Just before Kenneth Morris took the stage Thursday to talk about his nonprofit’s plans, he learned that longtime Congressman Elijah Cummings had died. He asked everyone for a moment of silence for the Democrat who served Baltimore and several nearby towns.
Morris said he met Cummings several times while he lobbied to pass a law on Capitol Hill.
“He really enjoyed talking about Frederick Douglass, who was a hero of his,” Morris said of Cummings. “(The law) was named in honor of Frederick Douglass, the Frederick Douglas Trafficking and Prevention Act, and Representative Cummings was very supportive of our work.”

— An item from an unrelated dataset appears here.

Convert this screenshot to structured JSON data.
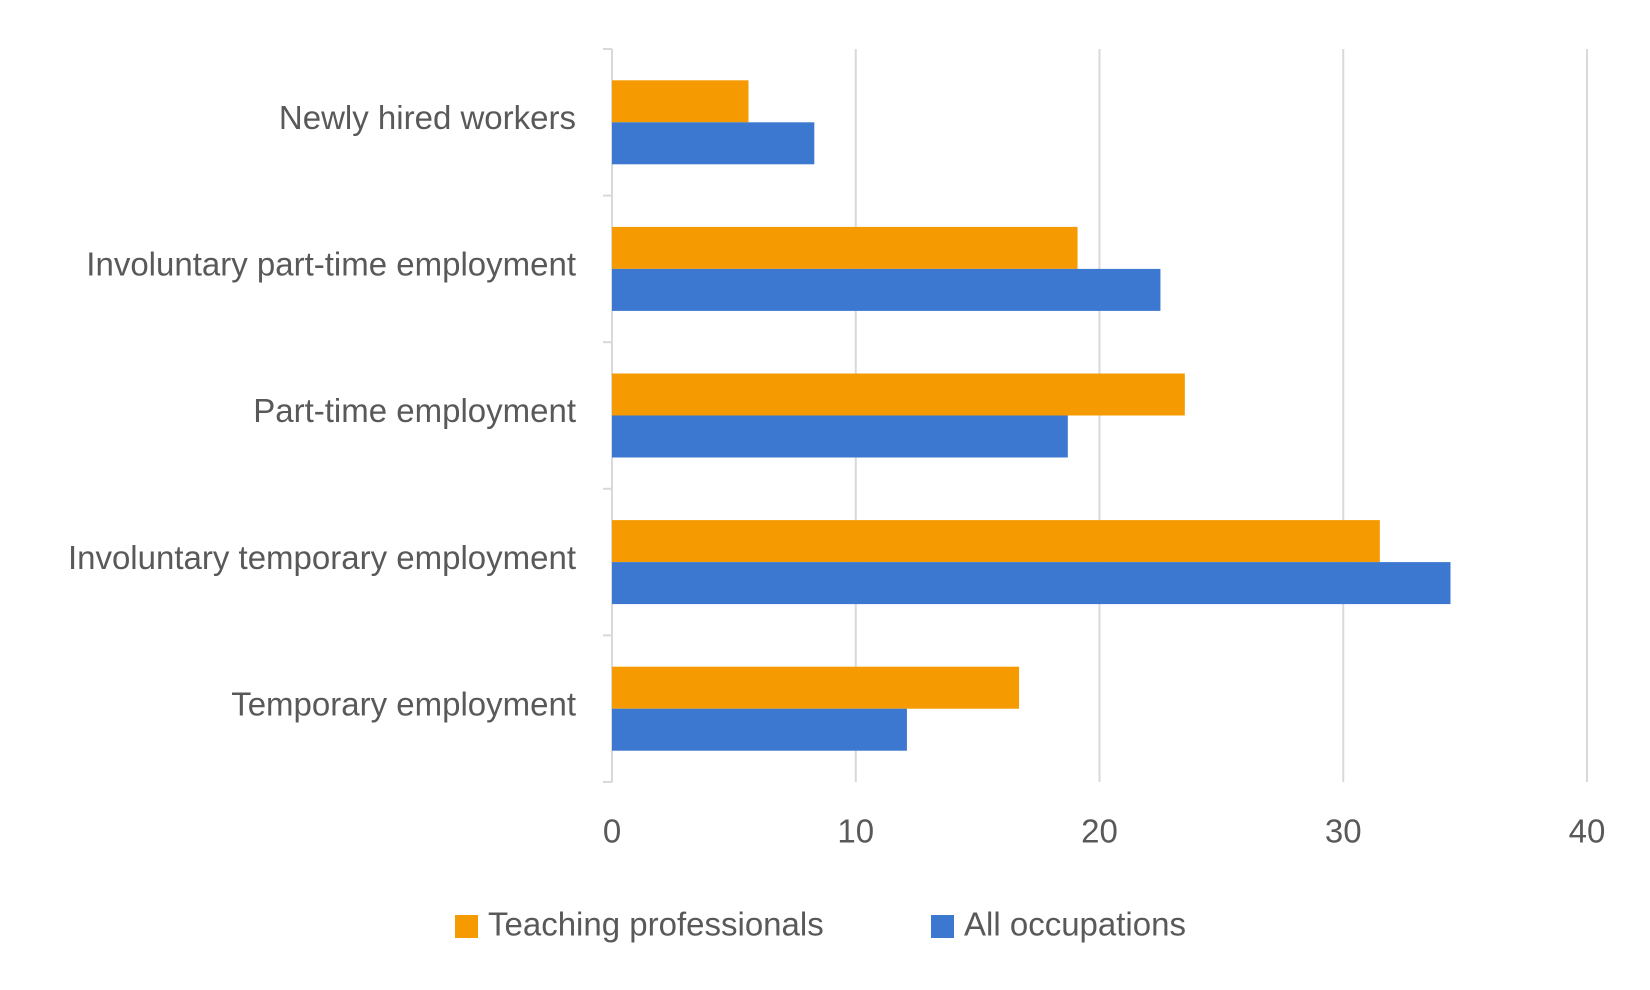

Morris is the great-great-great grandson of Frederick Douglass and the great-great-grandson of Booker T. Washington. His group, Frederick Douglass Family Initiatives, focuses on human trafficking prevention education. It moved from Georgia to Rochester a few years ago. He said the legacy of Douglass “ran down Rochester’s streets.”
Since the move to Rochester, the nonprofit has added racial equity and inclusion to its agenda.

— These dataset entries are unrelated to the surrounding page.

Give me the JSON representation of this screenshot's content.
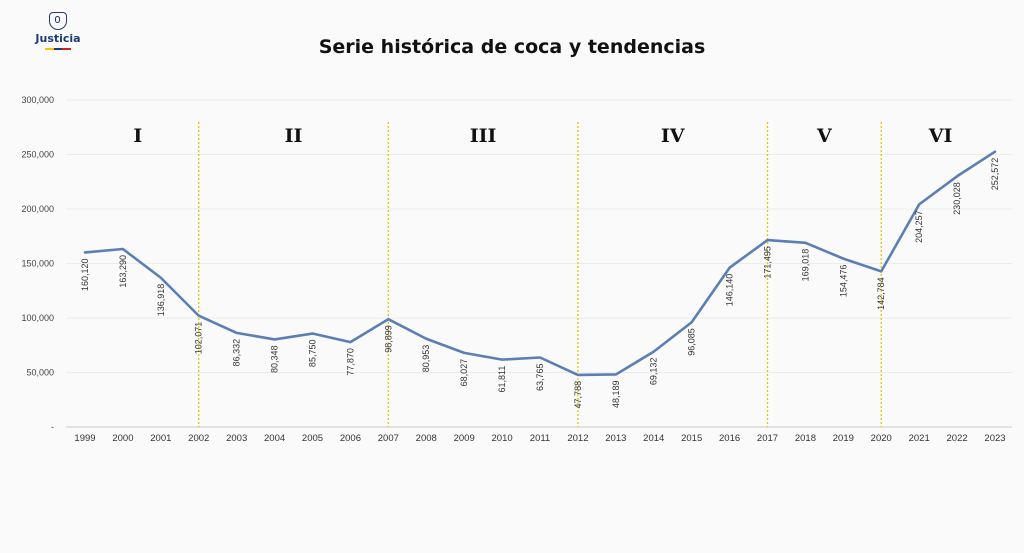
{
  "logo": {
    "text": "Justicia",
    "icon": "shield-emblem-icon",
    "flag_colors": [
      "#f2c500",
      "#1f3b73",
      "#d21f2b"
    ]
  },
  "colors": {
    "line": "#5b7fb5",
    "divider": "#e3c800",
    "grid": "#dddddd"
  },
  "chart_data": {
    "type": "line",
    "title": "Serie histórica de coca y tendencias",
    "x": [
      "1999",
      "2000",
      "2001",
      "2002",
      "2003",
      "2004",
      "2005",
      "2006",
      "2007",
      "2008",
      "2009",
      "2010",
      "2011",
      "2012",
      "2013",
      "2014",
      "2015",
      "2016",
      "2017",
      "2018",
      "2019",
      "2020",
      "2021",
      "2022",
      "2023"
    ],
    "series": [
      {
        "values": [
          160120,
          163290,
          136918,
          102071,
          86332,
          80348,
          85750,
          77870,
          98899,
          80953,
          68027,
          61811,
          63765,
          47788,
          48189,
          69132,
          96085,
          146140,
          171495,
          169018,
          154476,
          142784,
          204257,
          230028,
          252572
        ],
        "labels": [
          "160,120",
          "163,290",
          "136,918",
          "102,071",
          "86,332",
          "80,348",
          "85,750",
          "77,870",
          "98,899",
          "80,953",
          "68,027",
          "61,811",
          "63,765",
          "47,788",
          "48,189",
          "69,132",
          "96,085",
          "146,140",
          "171,495",
          "169,018",
          "154,476",
          "142,784",
          "204,257",
          "230,028",
          "252,572"
        ]
      }
    ],
    "yticks": [
      "-",
      "50,000",
      "100,000",
      "150,000",
      "200,000",
      "250,000",
      "300,000"
    ],
    "ylim": [
      0,
      300000
    ],
    "grid": true,
    "dividers": [
      "2002",
      "2007",
      "2012",
      "2017",
      "2020"
    ],
    "periods": [
      "I",
      "II",
      "III",
      "IV",
      "V",
      "VI"
    ]
  }
}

Morris announced that his group and several community partners are bringing best-selling author and historian Ibram X. Kendi to the Hochstein School. Kendi will discuss his book “How to be an Antiracist” and his work, which focuses on the effects of racism and attempts to combat it. Morris said bringing Kendi to town is “what Frederick Douglass would do.”
Kendi’s appearance is part of a panel discussion on “How to make Rochester a truly equitable community” on Nov. 18. The event is organized by FDFI, the city of Rochester and several community partners.
Deputy Mayor James Smith said Kendi’s book is in line with the city’s efforts for inclusion.
“Dr. Kendi’s book is an important tool,” said Smith. “It gives us clear and productive language to have us all talk about race, racism and and equity together.”
Free digital copies of the book are available from the Monroe County Library System through the end of November.